State and local agencies will also be able to benefit from the consistency, pricing and purchasing speed that federal agencies will gain under the program, according to the request.
While the program may turn out to be the largest unclassified cyber security contract in the federal government, it might not reach $6 billion, William Loomis, a managing director at Stifel Nicolaus & Co., a brokerage and investment banking firm in St. Louis, said in a phone interview.
Loomis said one challenge is that Homeland Security can’t compel agencies to buy through the contracts. He said he believes smaller agencies are likely to buy the services.
Congress appropriated $202 million to Homeland Security for the program during the current year ending Sept. 30, which equates to $185 million after automatic U.S. spending cuts under a process known as sequestration. The department has requested $168 million for the program in fiscal 2014.
The only sure-fire money here is the $200 million a year that the department gets, said Brian Friel, a contracts analyst for Bloomberg Industries.
Ron Gula, chief executive officer of the network-security company Tenable Network Security Inc., said it also isn’t clear if Homeland Security will buy products and services for agencies. The company is based in Columbia, Md.
Everybody knows this is a significant procurement, but nobody knows how it’s going to happen, Gula said. What strings are attached to that? I don’t think anybody knows.
Lockheed Martin, based in Bethesda, Md., has bid to be a prime, or direct, contractor, company spokeswoman Sheila Collins said in an email.
The Pentagon’s top contractor is committed to supporting Homeland Security in the effective deployment of this important information security capability across the federal government, Collins said.

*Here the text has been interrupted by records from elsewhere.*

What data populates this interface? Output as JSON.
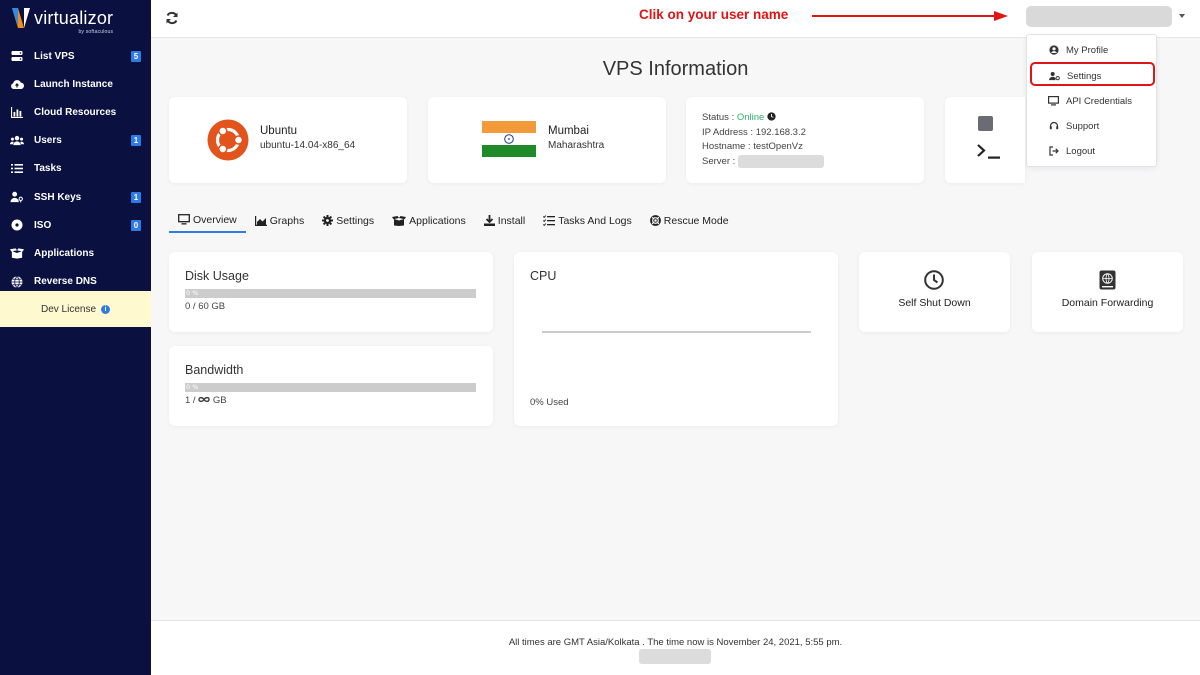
{
  "brand": {
    "name": "virtualizor",
    "sub": "by softaculous"
  },
  "sidebar": {
    "items": [
      {
        "label": "List VPS",
        "icon": "server-icon",
        "badge": "5"
      },
      {
        "label": "Launch Instance",
        "icon": "cloud-upload-icon",
        "badge": ""
      },
      {
        "label": "Cloud Resources",
        "icon": "bar-chart-icon",
        "badge": ""
      },
      {
        "label": "Users",
        "icon": "users-icon",
        "badge": "1"
      },
      {
        "label": "Tasks",
        "icon": "list-icon",
        "badge": ""
      },
      {
        "label": "SSH Keys",
        "icon": "user-key-icon",
        "badge": "1"
      },
      {
        "label": "ISO",
        "icon": "disc-icon",
        "badge": "0"
      },
      {
        "label": "Applications",
        "icon": "box-icon",
        "badge": ""
      },
      {
        "label": "Reverse DNS",
        "icon": "globe-icon",
        "badge": ""
      }
    ],
    "dev_license": "Dev License"
  },
  "topbar": {
    "annotation": "Clik on your user name"
  },
  "user_menu": {
    "items": [
      {
        "label": "My Profile",
        "icon": "user-circle-icon"
      },
      {
        "label": "Settings",
        "icon": "user-gear-icon"
      },
      {
        "label": "API Credentials",
        "icon": "monitor-icon"
      },
      {
        "label": "Support",
        "icon": "headset-icon"
      },
      {
        "label": "Logout",
        "icon": "logout-icon"
      }
    ]
  },
  "page_title": "VPS Information",
  "os_card": {
    "name": "Ubuntu",
    "template": "ubuntu-14.04-x86_64"
  },
  "location_card": {
    "city": "Mumbai",
    "region": "Maharashtra"
  },
  "status_card": {
    "status_label": "Status :",
    "status_value": "Online",
    "ip_label": "IP Address :",
    "ip_value": "192.168.3.2",
    "hostname_label": "Hostname :",
    "hostname_value": "testOpenVz",
    "server_label": "Server :"
  },
  "tabs": [
    {
      "label": "Overview",
      "icon": "monitor-icon"
    },
    {
      "label": "Graphs",
      "icon": "area-chart-icon"
    },
    {
      "label": "Settings",
      "icon": "gear-icon"
    },
    {
      "label": "Applications",
      "icon": "boxes-icon"
    },
    {
      "label": "Install",
      "icon": "download-icon"
    },
    {
      "label": "Tasks And Logs",
      "icon": "checklist-icon"
    },
    {
      "label": "Rescue Mode",
      "icon": "lifering-icon"
    }
  ],
  "disk": {
    "title": "Disk Usage",
    "percent_text": "0 %",
    "usage": "0 / 60 GB"
  },
  "bandwidth": {
    "title": "Bandwidth",
    "percent_text": "0 %",
    "usage_prefix": "1 /",
    "usage_suffix": "GB"
  },
  "cpu": {
    "title": "CPU",
    "used": "0% Used"
  },
  "tiles": {
    "shutdown": "Self Shut Down",
    "forwarding": "Domain Forwarding"
  },
  "footer": {
    "text": "All times are GMT Asia/Kolkata . The time now is November 24, 2021, 5:55 pm."
  },
  "colors": {
    "sidebar": "#0a1040",
    "accent": "#2e7be6",
    "online": "#2cb36b",
    "annotation": "#e01515",
    "license_bg": "#fff9cf"
  }
}
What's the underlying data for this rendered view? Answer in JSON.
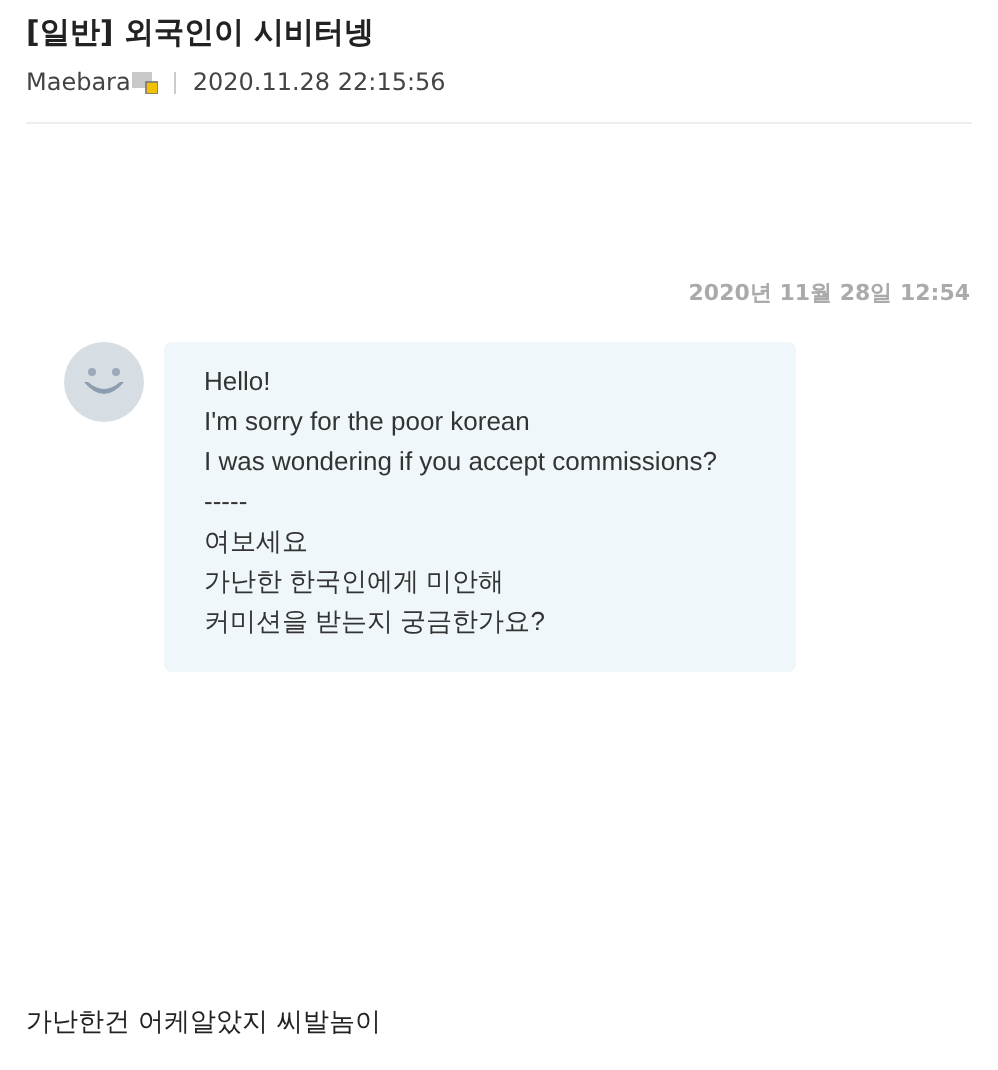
{
  "post": {
    "title": "[일반] 외국인이 시비터넹",
    "author": "Maebara",
    "datetime": "2020.11.28 22:15:56"
  },
  "chat": {
    "timestamp": "2020년 11월 28일 12:54",
    "message_lines": [
      "Hello!",
      "I'm sorry for the poor korean",
      "I was wondering if you accept commissions?",
      "-----",
      "여보세요",
      "가난한 한국인에게 미안해",
      "커미션을 받는지 궁금한가요?"
    ]
  },
  "comment": "가난한건 어케알았지 씨발놈이"
}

Spokesmen for Falls Church, Va.-based Northrop Grumman, McLean, Va.-based SAIC and Falls Church, Va.-based Computer Sciences Corp. also said the companies had bid.
The Homeland Security Department will get access to information about threats and electronic attacks on civilian government networks under the program.
In April, lawmakers in the House of Representatives fought over whether the department or the National Security Agency should be the primary federal agency to receive cyber security threat data from companies as part of an information-sharing cyber security bill.
The bill passed by the House directs companies to send data on intrusions to the Homeland Security Department unless they have a preexisting relationship for doing so with the Pentagon.
The Obama administration’s decision to give more cybersecurity work to Homeland Security under the Continuous Diagnostics and Mitigation program may help settle the dispute over which agency is best suited to provide cyber security services, analyst Friel said.
This establishes Homeland as the lead for civilian agencies, and Defense can keep managing its own cyber security programs, Friel said. This is a program that DoD could have managed. In a way, it’s sort of settling the turf war.